Aunque la investigación de Piketty y sus dos colegas estudia también divisiones relacionadas con la edad, la geografía, la religión, el género y otras variables socioeconómicas, su principal conclusión al respecto es que no ha habido un mayor realineamiento de votantes en estas otras dimensiones comparable al observado en el caso de la educación. Es más probable que los votantes más jóvenes voten por partidos socialdemócratas y afiliados, pero esto ya ocurría en una magnitud comparable en la década de 1950. De manera similar, las divisiones rural-urbana y religiosa se han mantenido estables o han disminuido en la mayoría de los países de nuestro conjunto de datos: las áreas rurales y los votantes religiosos siguen apoyando a los partidos conservadores, como solían hacerlo en el pasado. La principal excepción es el género: en casi todos los países, las mujeres solían ser más conservadoras que los hombres y gradualmente se han vuelto más propensas a votar por partidos de izquierda.

Las conclusiones de la investigación sugieren asimismo que la divergencia de los conflictos políticos relacionados con los ingresos y la educación, dos medidas de estatus socioeconómico fuertemente correlacionadas, también podría contribuir a explicar por qué las crecientes disparidades de ingresos y riqueza no han llevado a nuevos conflictos de clase. Su respuesta es que no se han enfrentado con una mayor redistribución en muchos países porque los sistemas políticos oponen cada vez más a dos coaliciones que encarnan los intereses de dos tipos de élites.

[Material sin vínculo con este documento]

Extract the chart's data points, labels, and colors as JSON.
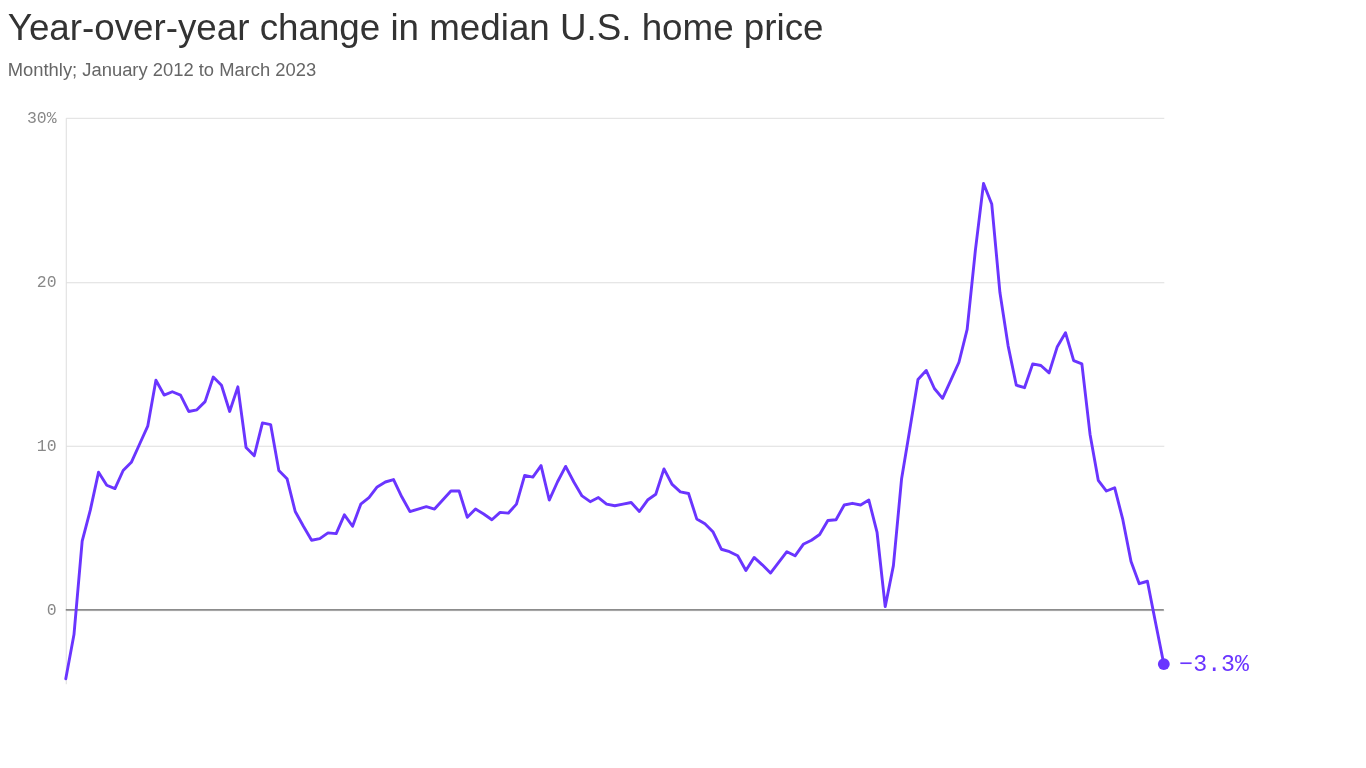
{
  "chart_data": {
    "type": "line",
    "title": "Year-over-year change in median U.S. home price",
    "subtitle": "Monthly; January 2012 to March 2023",
    "categories": [
      null,
      null,
      null,
      null,
      null,
      null,
      null,
      null,
      null,
      null,
      null,
      null,
      null,
      null,
      null,
      null,
      null,
      null,
      null,
      null,
      null,
      null,
      null,
      null,
      null,
      null,
      null,
      null,
      null,
      null,
      null,
      null,
      null,
      null,
      null,
      null,
      null,
      null,
      null,
      null,
      null,
      null,
      null,
      null,
      null,
      null,
      null,
      null,
      null,
      null,
      null,
      null,
      null,
      null,
      null,
      null,
      null,
      null,
      null,
      null,
      null,
      null,
      null,
      null,
      null,
      null,
      null,
      null,
      null,
      null,
      null,
      null,
      null,
      null,
      null,
      null,
      null,
      null,
      null,
      null,
      null,
      null,
      null,
      null,
      null,
      null,
      null,
      null,
      null,
      null,
      null,
      null,
      null,
      null,
      null,
      null,
      null,
      null,
      null,
      null,
      null,
      null,
      null,
      null,
      null,
      null,
      null,
      null,
      null,
      null,
      null,
      null,
      null,
      null,
      null,
      null,
      null,
      null,
      null,
      null,
      null,
      null,
      null,
      null,
      null,
      null,
      null,
      null,
      null,
      null,
      null,
      null,
      null,
      null,
      null
    ],
    "series": [
      {
        "color": "#6a35ff",
        "values": [
          -4.2,
          -1.5,
          4.2,
          6.1,
          8.4,
          7.6,
          7.4,
          8.5,
          9.0,
          10.1,
          11.2,
          14.0,
          13.1,
          13.3,
          13.1,
          12.1,
          12.2,
          12.7,
          14.2,
          13.7,
          12.1,
          13.6,
          9.9,
          9.4,
          11.4,
          11.3,
          8.5,
          8.0,
          6.0,
          5.1,
          4.25,
          4.35,
          4.7,
          4.65,
          5.8,
          5.1,
          6.45,
          6.85,
          7.5,
          7.8,
          7.95,
          6.9,
          6.0,
          6.15,
          6.3,
          6.15,
          6.7,
          7.25,
          7.25,
          5.65,
          6.15,
          5.85,
          5.5,
          5.95,
          5.9,
          6.45,
          8.2,
          8.1,
          8.8,
          6.7,
          7.8,
          8.75,
          7.8,
          6.95,
          6.6,
          6.85,
          6.45,
          6.35,
          6.45,
          6.55,
          6.0,
          6.7,
          7.05,
          8.6,
          7.65,
          7.2,
          7.1,
          5.55,
          5.25,
          4.75,
          3.7,
          3.55,
          3.3,
          2.4,
          3.2,
          2.75,
          2.25,
          2.9,
          3.55,
          3.3,
          4.0,
          4.25,
          4.6,
          5.45,
          5.5,
          6.4,
          6.5,
          6.4,
          6.7,
          4.75,
          0.2,
          2.7,
          8.0,
          11.0,
          14.05,
          14.6,
          13.5,
          12.9,
          14.0,
          15.1,
          17.1,
          21.9,
          26.0,
          24.75,
          19.35,
          16.1,
          13.7,
          13.55,
          15.0,
          14.9,
          14.45,
          16.05,
          16.9,
          15.2,
          15.0,
          10.7,
          7.9,
          7.25,
          7.45,
          5.5,
          2.95,
          1.6,
          1.75,
          -0.8,
          -3.3
        ]
      }
    ],
    "ylim": [
      -4.5,
      30
    ],
    "yticks": [
      {
        "value": 30,
        "label": "30%"
      },
      20,
      10,
      0
    ],
    "grid": "y",
    "tick_labels": "y",
    "marker": "none",
    "line_style": "solid",
    "ref_lines": [
      {
        "axis": "y",
        "value": 0,
        "label": null,
        "color": "#666666"
      }
    ],
    "annotations": [
      "−3.3%"
    ]
  }
}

También indican las conclusiones que, si bien reversión de la división educativa y surgimiento de un nuevo eje sociocultural de conflicto político fueron fenómenos interrelacionados, queda mucho por entender en lo que respecta a los mecanismos subyacentes. Sigue sin estar claro si la reversión de las brechas educativas fue impulsada por un cambio en la oferta política independientemente de la estructura de creencias colectivas o si, por el contrario, el cambio de oferta fue impulsado por el cambio de actitudes sociales entre los grupos educativos. Si bien algunos estudios han sugerido que las brechas sociales entre grupos se han mantenido estables en una serie de cuestiones a largo plazo (p. ej., Evans y Tilley 2017; Bertrand y Kamenica 2018), lo que señalaría el papel de los cambios en la oferta, los datos en nuestra disposición no nos permite desentrañar estos diferentes canales de causalidad.

Para comparar la evolución de las divisiones electorales, la investigación agrupa a los partidos en dos bloques: socialdemócratas, socialistas, comunistas y verdes (partidos “de izquierda” o “socialdemócratas y afiliados”) por un lado, y conservadores, cristianos. partidos democráticos y anti-inmigración (partidos “de derecha” o “conservadores y afiliados”) en el otro lado.